I think there are a couple of birds endemic to Martha’s Vineyard – Colibri or a dedicated birder could be more useful on this. There’s a strain of blueberry plant that’s endemic to a part of Maine – not a distinct species, I don’t think, but a discernable variety or subspecies that is obviously different.

Thanks, I knew you folks would come through. The New England Cottontail caught my son’s interest in particular…who knew (other than Kimstu, perhaps) that we had our own bunnies?

I suspect you are thinking of the Heath Hen, a now-extinct subspecies of the Greater Prairie Chicken that was found in coastal areas of the northeastern US. It was wiped out mainly by over-hunting. The last survivors were on Martha’s Vineyard, where they died out in 1928.

There aren’t any birds endemic to New England. The closest may be Bicknell’s Thrush, which also occurs in eastern Canada and in New York.

Another near-endemic of New England (it was also found in maritime Canada) was the Sea Mink, but that became extinct in the nineteenth century.

There aren’t too many New England endemics, due to the fact that the region was under several thousand feet of ice not that long ago in geological time.

You’re right; I was thinking of the Heath Hen (which had something like a 40 year span as a Martha’s Vineyard endemic) and confusing it with other endemic bird species and subspecies I’d read about in the past.

Though one has to note the irony of the Puritans fighting the heathens and their descendants killing off the heath hens. :slight_smile:

What about Puffins? How far south do they go?

The Atlantic Puffin is very widespread in the North Atlantic, including northern Europe (south to France), Iceland, Greenland, and Canada. The breeding range just barely reaches the US, on a few small islands off Maine.

I’m aware of that, I thought it would fit the criteria of the OP’s situation, which only refers to the U.S. I just wasn’t aware of the extent of the habitat of the bird.

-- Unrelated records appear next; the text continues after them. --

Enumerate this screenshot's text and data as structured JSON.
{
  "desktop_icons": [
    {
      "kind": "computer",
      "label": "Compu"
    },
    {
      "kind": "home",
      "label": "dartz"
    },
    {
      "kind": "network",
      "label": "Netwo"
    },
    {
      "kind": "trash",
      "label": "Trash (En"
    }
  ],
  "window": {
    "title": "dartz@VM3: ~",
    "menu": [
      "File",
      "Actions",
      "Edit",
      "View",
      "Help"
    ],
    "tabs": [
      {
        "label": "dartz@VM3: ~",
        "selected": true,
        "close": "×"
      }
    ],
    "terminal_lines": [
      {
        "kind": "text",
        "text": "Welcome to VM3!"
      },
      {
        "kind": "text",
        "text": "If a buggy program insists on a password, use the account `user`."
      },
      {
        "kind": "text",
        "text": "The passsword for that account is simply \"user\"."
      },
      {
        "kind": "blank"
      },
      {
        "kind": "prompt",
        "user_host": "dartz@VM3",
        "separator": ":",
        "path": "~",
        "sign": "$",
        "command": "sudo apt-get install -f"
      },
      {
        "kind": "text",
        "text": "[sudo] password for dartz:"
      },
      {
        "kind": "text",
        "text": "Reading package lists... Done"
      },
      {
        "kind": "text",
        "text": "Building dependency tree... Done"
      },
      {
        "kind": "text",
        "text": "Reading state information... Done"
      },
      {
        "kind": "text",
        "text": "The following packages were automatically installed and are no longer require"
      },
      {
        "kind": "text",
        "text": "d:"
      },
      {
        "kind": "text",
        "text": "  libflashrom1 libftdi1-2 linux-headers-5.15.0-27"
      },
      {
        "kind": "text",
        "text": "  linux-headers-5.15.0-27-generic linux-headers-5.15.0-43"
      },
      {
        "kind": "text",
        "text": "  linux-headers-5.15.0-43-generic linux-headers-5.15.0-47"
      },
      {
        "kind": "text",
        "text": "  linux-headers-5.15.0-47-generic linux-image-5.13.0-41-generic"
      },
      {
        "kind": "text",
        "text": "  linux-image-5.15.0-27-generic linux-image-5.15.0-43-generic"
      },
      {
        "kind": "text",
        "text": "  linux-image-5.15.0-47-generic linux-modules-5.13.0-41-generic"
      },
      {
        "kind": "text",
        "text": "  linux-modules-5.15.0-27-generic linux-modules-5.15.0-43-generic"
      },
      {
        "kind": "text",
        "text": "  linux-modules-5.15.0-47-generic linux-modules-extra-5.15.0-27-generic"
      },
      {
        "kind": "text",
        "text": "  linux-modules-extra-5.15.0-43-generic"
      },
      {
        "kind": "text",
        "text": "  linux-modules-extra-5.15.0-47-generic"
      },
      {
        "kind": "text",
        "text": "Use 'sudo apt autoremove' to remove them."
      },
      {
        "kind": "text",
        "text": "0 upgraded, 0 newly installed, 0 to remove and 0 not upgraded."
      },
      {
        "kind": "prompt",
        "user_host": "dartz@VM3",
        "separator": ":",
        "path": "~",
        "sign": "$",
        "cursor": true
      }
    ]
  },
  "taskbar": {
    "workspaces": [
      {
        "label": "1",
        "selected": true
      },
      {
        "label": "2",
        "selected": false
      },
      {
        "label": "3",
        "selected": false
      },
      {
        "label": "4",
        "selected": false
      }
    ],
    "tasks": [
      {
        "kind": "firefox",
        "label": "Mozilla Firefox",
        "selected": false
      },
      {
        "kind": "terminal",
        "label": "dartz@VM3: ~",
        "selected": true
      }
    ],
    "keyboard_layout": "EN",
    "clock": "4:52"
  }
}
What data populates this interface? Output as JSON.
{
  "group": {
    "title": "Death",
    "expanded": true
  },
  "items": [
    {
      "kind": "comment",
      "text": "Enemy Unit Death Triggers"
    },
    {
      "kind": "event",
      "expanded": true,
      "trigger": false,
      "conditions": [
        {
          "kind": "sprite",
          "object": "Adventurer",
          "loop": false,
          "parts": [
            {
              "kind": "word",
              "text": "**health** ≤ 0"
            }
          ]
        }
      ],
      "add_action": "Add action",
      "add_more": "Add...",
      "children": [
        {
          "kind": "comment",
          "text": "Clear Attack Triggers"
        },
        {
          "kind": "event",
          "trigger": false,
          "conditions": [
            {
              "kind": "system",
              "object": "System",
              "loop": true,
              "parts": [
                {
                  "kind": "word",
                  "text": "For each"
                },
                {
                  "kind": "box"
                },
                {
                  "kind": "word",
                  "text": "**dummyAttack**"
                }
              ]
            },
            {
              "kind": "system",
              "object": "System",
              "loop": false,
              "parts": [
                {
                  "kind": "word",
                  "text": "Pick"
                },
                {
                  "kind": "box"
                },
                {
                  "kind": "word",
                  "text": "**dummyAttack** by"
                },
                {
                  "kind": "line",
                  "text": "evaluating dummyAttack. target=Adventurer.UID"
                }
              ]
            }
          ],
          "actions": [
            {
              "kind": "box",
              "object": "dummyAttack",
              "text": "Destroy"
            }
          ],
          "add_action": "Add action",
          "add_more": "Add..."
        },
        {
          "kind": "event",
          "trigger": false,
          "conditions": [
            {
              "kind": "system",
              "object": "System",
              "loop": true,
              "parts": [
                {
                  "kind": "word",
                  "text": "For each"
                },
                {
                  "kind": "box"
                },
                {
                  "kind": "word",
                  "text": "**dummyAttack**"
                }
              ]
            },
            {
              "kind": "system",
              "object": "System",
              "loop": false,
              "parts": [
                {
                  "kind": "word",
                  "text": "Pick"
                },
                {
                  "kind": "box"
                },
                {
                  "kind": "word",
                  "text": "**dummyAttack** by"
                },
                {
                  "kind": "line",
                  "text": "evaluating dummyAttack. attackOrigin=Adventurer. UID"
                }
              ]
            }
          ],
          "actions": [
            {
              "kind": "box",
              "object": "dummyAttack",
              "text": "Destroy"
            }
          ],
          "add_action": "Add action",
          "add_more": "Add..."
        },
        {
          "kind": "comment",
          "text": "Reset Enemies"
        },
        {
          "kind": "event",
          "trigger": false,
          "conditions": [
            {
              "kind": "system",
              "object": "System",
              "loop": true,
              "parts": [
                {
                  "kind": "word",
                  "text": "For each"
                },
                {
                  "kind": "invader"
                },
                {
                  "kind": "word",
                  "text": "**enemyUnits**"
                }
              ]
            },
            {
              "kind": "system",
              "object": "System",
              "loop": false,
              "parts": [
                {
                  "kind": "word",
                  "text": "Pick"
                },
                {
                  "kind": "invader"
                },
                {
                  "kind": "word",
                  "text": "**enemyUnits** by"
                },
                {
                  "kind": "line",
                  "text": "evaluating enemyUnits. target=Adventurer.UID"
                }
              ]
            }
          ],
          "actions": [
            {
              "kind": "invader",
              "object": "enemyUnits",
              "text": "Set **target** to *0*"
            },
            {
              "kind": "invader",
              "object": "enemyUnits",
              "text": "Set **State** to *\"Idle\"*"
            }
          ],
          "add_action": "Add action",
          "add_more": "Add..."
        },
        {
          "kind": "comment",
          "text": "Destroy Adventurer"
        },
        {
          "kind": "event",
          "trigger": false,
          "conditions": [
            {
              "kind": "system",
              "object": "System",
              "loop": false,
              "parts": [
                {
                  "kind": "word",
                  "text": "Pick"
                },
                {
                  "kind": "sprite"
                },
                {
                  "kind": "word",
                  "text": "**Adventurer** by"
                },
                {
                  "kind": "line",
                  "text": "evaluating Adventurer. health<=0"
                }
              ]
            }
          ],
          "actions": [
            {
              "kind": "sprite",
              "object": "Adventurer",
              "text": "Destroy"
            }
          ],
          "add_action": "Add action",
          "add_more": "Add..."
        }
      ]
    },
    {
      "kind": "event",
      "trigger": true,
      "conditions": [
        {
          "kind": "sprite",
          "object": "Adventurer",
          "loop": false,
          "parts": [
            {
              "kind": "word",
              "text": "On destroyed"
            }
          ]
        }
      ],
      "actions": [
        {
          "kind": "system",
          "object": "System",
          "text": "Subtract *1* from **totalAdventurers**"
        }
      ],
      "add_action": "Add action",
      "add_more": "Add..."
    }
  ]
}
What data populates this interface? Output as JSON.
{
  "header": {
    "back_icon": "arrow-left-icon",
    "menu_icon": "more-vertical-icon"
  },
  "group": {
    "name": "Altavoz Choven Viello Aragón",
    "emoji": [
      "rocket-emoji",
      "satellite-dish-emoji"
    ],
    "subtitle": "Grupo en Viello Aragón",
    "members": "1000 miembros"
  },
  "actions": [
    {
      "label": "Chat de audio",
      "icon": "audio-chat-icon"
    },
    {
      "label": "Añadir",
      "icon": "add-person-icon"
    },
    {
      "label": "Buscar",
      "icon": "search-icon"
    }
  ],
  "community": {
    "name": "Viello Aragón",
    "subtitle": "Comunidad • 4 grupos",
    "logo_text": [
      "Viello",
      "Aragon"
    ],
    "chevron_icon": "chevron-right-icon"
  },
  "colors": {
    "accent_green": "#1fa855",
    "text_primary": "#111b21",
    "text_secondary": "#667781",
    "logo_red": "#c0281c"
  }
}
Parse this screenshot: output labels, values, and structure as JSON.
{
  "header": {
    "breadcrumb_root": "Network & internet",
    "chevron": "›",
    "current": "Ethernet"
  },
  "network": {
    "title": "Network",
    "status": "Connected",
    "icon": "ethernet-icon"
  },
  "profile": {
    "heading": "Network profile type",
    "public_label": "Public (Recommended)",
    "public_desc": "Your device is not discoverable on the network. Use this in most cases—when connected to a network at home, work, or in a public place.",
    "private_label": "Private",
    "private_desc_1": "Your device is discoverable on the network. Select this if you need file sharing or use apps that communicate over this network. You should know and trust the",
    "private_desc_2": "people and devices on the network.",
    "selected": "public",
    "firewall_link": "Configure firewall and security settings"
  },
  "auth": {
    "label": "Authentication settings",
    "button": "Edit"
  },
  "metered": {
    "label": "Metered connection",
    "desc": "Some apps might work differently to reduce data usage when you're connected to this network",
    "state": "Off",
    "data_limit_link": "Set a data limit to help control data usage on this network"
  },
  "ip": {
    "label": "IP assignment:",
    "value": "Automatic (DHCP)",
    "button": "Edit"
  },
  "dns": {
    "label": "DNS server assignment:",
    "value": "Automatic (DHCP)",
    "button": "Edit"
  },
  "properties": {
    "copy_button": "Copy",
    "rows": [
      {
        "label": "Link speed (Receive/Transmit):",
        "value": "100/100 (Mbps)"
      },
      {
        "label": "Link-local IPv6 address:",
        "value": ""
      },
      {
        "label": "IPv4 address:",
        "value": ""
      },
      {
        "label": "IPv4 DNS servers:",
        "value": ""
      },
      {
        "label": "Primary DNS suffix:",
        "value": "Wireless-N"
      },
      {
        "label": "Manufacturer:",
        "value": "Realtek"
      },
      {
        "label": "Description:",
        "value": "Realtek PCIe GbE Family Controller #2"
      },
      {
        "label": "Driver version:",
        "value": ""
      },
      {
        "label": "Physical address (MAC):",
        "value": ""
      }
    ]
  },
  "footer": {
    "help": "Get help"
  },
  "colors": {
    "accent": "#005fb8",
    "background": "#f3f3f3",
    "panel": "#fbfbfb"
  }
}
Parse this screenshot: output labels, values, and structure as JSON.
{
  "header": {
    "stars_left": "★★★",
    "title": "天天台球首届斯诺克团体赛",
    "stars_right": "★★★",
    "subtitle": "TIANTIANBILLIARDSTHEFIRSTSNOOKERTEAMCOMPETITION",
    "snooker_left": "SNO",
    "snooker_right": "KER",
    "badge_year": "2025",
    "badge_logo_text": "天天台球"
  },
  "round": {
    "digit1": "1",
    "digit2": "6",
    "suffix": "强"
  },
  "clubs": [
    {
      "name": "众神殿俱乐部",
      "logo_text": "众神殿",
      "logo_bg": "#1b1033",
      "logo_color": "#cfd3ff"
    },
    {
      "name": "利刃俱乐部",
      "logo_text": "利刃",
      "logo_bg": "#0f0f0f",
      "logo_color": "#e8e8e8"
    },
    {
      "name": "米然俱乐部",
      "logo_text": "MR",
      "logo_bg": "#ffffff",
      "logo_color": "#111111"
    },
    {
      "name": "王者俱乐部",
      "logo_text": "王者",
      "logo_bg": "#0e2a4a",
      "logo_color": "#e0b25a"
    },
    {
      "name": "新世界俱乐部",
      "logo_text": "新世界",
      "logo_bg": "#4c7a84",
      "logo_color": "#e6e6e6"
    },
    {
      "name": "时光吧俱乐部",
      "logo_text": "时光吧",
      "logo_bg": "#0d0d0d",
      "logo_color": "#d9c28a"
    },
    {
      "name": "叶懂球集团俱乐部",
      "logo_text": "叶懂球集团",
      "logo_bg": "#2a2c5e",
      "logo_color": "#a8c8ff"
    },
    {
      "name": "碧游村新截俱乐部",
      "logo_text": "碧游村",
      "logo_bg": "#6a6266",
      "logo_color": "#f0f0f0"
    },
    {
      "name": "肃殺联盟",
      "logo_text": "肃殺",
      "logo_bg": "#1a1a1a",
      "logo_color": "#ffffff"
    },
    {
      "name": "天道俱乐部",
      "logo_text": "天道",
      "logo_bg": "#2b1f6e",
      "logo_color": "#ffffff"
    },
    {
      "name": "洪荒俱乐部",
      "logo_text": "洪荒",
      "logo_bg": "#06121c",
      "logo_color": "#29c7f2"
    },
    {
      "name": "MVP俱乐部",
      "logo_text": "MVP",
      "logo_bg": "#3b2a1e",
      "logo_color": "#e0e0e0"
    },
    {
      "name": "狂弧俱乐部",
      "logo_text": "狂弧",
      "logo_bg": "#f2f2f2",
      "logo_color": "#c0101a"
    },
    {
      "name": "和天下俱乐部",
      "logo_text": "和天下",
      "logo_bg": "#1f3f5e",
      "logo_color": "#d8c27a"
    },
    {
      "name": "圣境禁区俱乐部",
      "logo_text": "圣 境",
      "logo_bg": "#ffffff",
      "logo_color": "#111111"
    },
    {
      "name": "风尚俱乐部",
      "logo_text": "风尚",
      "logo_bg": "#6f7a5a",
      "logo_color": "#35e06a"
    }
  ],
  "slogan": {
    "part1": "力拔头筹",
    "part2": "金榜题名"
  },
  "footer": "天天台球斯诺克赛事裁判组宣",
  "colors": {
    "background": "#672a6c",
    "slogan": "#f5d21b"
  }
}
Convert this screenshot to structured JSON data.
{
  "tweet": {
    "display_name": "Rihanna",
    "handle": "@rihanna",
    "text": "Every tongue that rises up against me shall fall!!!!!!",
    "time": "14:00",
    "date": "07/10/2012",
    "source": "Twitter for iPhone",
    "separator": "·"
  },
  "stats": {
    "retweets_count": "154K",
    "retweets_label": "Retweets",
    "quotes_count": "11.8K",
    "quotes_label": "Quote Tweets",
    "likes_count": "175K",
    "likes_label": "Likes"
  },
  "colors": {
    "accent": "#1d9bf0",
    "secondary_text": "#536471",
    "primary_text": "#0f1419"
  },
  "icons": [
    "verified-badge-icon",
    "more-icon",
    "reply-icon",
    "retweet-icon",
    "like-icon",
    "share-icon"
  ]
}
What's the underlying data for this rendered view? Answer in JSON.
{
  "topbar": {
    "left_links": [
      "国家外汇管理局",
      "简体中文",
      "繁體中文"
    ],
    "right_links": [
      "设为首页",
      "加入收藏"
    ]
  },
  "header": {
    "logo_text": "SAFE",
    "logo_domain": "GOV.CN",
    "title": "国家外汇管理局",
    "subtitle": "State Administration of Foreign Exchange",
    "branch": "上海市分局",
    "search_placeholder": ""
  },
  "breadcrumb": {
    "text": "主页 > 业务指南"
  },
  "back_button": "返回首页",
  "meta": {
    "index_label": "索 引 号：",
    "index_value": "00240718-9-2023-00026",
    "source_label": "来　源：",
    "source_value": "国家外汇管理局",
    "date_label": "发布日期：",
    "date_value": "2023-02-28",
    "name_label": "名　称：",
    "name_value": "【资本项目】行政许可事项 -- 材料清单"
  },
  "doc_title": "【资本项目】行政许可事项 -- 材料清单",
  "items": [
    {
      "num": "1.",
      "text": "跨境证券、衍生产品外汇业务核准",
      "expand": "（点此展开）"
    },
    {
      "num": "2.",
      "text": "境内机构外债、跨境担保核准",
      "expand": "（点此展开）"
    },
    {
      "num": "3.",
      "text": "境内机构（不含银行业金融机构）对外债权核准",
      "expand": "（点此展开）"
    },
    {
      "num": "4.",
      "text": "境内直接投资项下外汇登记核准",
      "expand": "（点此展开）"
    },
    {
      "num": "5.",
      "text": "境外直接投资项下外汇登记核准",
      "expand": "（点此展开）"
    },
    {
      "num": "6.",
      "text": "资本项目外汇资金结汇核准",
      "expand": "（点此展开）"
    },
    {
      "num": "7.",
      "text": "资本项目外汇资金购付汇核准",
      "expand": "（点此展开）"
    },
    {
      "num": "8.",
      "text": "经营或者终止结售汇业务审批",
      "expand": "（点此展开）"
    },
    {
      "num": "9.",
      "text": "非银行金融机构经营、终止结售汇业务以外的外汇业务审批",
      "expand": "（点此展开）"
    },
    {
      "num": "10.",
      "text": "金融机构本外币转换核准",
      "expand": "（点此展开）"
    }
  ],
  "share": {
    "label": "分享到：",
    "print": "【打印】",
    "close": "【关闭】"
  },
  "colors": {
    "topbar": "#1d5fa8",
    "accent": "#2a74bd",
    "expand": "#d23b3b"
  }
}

We haven’t done the Naturalist Badge yet, but my suggestion for our kids if/when we do it will be the Barton Springs Salamander. This species is native only to Barton Springs (a swimming hole in Austin, Texas) and to a few other springs in the same park. Concern for the water quality at Barton Springs and for the salamander’s survival has had a major impact on development in the Southwest part of the county.

As worded, I guess it could. Depends on how you interpret “only.”

I agree, and wasn’t meaning to be nitpicky. I was thinking of my own state, Colorado, and some of the birds that live only in alpine climates like the ptarmigan. It exists in NM, WY, MT, OR, WA, and AK, and maybe some others, but it is definitely a localised species.

Come to Florida, we have tons of endemic species. Start with more than a dozen orchid species, move on through insects like Miami Blue and Schaus’ Swallowtail butterflies, up to reptiles like the Eastern Indigo snake, birds including several Seaside Sparrows, and go for gold with mammals like the Key Largo Wood Rat.

This kind of endemism is more common in tropical areas and on islands. There are many endemics especially in montane areas in the tropics.

Saguaro cactus - deserts of Arizona and Northern Mexico
Coast Redwood - coastal (redwood) forests of California and Oregon
Giant Sequoia - Sierra Nevada in California

Excuse the lack of etiquette in reply; due to my web ineptness I keep losing what I’ve typed and having to re-type it and I’m getting bored.

I thought the ivory billed woodpecker was considered extinct.

To simplify the answer inordinately, the Ivory-billed Woodpecker was a relatively reclusive bird despite its size (somewhat larger than the Pileated, and therefore the largest American woodpecker), and favored old-growth forests, which were repidly logged off in the late 1800s and early 1900s. By the late 1930s the only breeding popuation known to survive was in the Singer Tract in rural Louisiana, owned by the Singer Sewing Machine Co. but with logging rights held by the Chicago Mill and Lumber Co. The latter logged the Singer Tract heavily, and by the end of World War II it was believed the IBW had been driven extinct.

Despite this, there were occasional sightings, which could not be confirmed on later searches and were largely though to be sightings of the Pileated, and ‘sightings’ (hearings?) of the IBW’s distinct call, which is quite distinct from any other woodpecker’s. These were largely in Florida, Louisiana, Arkansas, and Cuba.

Investigations into these continued, and in 2004, sufficient evidence had been adduced to suggest strongly that a surviving population existed in Arkansas, with somewhat lesser evidence for a population in rural Florida.

As of this point, the absolute proof needed to say definitively that the IBW has survived is not extant, but the weight of the available evidence suggests strongly that it has.

Extending the “your area of the country” bit a little (but still probably too much to be comfortable), it’s my understanding that lilacs grow only in more northerly climes. IIRC, it’s a cold-adapted plant and requires the environment to get cold enough to put it in a sort of stasis before it can bloom again. It won’t grow (or bloom) properly in southern climates where it doesn’t get cold enough.